The new Riyadh Metro makes this test possible, but success is not guaranteed.

“Most media coverage calls this a simple expansion. In reality, it is a test of consumer behavior.”

Lessons from Failed Formats

Global retail history shows that building small stores does not automatically create small-shop habits.

Amazon Fresh (UK): Amazon launched high-tech convenience stores in London in 2021. The stores used cameras and sensors instead of cashiers, and the bet was that the technology would pull shoppers off their existing routes. It did not. By late 2025, all remaining locations had closed.

Costa Coffee (UK): Costa closed more than 22 transit-hub kiosks recently. Transit operators set the rents, and those rents are priced for consistent footfall across the day. A station kiosk gets two busy hours and long stretches of almost nothing. If ridership drops or commuters walk past, the store loses money quickly.

Tesco Fresh & Easy (US): British retailer Tesco lost $1.6 billion trying to bring small grocery stores to America. Tesco designed the stores around a daily shopping habit that American consumers had never developed, then placed them on the wrong side of the road for the drive home. The behaviour the format needed did not exist in that market.

The Local Challenges

To succeed, LuLu must deal with three specific challenges in Saudi Arabia:

The Commute Habit: Many Saudi commuters use ride-hailing apps or private drivers. They often step straight from the metro exit into a car, leaving no time to stop and shop at a station kiosk.

Quick-Commerce Apps: Apps like HungerStation and Nana already dominate the market for fast, small grocery deliveries. LuLu is competing against the phone in the customer’s hand.

Supply Chain Costs: Delivering small batches of fresh food daily to tiny stores across a busy city is much more expensive and complicated than sending full trucks to a giant hypermarket.

The Bottom Line

LuLu’s strategy splits its risks.

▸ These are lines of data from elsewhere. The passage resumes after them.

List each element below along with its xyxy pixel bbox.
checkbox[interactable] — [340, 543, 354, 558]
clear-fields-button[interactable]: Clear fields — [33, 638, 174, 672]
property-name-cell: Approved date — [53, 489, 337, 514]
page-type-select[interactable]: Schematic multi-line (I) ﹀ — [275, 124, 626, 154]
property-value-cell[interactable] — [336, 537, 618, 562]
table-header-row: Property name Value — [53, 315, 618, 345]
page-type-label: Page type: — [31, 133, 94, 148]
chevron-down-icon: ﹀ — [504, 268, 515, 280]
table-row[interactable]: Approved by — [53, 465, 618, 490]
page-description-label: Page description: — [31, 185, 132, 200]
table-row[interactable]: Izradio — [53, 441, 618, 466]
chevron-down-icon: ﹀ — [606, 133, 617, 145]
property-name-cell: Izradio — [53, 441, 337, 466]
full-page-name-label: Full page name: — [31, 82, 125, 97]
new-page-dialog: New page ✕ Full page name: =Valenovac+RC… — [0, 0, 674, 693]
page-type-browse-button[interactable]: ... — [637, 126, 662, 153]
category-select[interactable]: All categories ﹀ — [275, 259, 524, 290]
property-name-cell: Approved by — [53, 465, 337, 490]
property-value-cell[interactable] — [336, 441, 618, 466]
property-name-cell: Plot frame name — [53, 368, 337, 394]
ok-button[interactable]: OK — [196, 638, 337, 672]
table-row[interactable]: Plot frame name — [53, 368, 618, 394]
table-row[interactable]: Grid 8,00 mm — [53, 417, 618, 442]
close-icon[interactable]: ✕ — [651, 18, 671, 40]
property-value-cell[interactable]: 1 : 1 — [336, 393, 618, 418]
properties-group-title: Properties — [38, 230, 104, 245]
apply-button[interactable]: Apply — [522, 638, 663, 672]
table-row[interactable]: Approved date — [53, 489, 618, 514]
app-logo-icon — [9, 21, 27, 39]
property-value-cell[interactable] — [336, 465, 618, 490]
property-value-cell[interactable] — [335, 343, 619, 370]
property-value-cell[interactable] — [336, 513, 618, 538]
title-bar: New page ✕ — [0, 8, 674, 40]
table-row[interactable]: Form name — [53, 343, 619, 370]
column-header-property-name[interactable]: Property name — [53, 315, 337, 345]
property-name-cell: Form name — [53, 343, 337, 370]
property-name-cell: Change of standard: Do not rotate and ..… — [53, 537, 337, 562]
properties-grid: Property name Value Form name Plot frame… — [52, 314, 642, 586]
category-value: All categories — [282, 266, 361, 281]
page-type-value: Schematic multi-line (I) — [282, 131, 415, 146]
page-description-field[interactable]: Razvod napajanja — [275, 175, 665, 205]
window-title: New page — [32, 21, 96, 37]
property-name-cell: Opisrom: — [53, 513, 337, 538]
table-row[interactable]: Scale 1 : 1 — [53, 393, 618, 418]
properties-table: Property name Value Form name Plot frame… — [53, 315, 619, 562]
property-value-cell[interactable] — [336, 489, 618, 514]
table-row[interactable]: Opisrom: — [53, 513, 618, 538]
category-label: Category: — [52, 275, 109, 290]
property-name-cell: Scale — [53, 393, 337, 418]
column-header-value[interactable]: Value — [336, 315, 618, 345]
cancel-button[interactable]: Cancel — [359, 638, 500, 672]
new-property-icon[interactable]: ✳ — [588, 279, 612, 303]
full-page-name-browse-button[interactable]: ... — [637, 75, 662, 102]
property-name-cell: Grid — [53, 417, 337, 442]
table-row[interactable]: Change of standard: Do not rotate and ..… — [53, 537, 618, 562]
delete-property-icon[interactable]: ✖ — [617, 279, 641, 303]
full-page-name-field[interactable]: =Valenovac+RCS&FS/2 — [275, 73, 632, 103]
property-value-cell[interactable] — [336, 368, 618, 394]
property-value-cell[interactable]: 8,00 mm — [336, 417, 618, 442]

The petrol station stores are safer because Saudis already have a strong habit of stopping for fuel, coffee, and snacks. The metro stations are the real gamble because public transit habits are still brand new.

Because LuLu is starting small and using its existing warehouses, the initial financial risk is low. The next 18 months will give LuLu the data it needs to decide if it should actually build all 100 stores.

Signal source: ‘LuLu launches SWFT convenience stores in Saudi Arabia’, Saudi Gazette, 28 May 2026.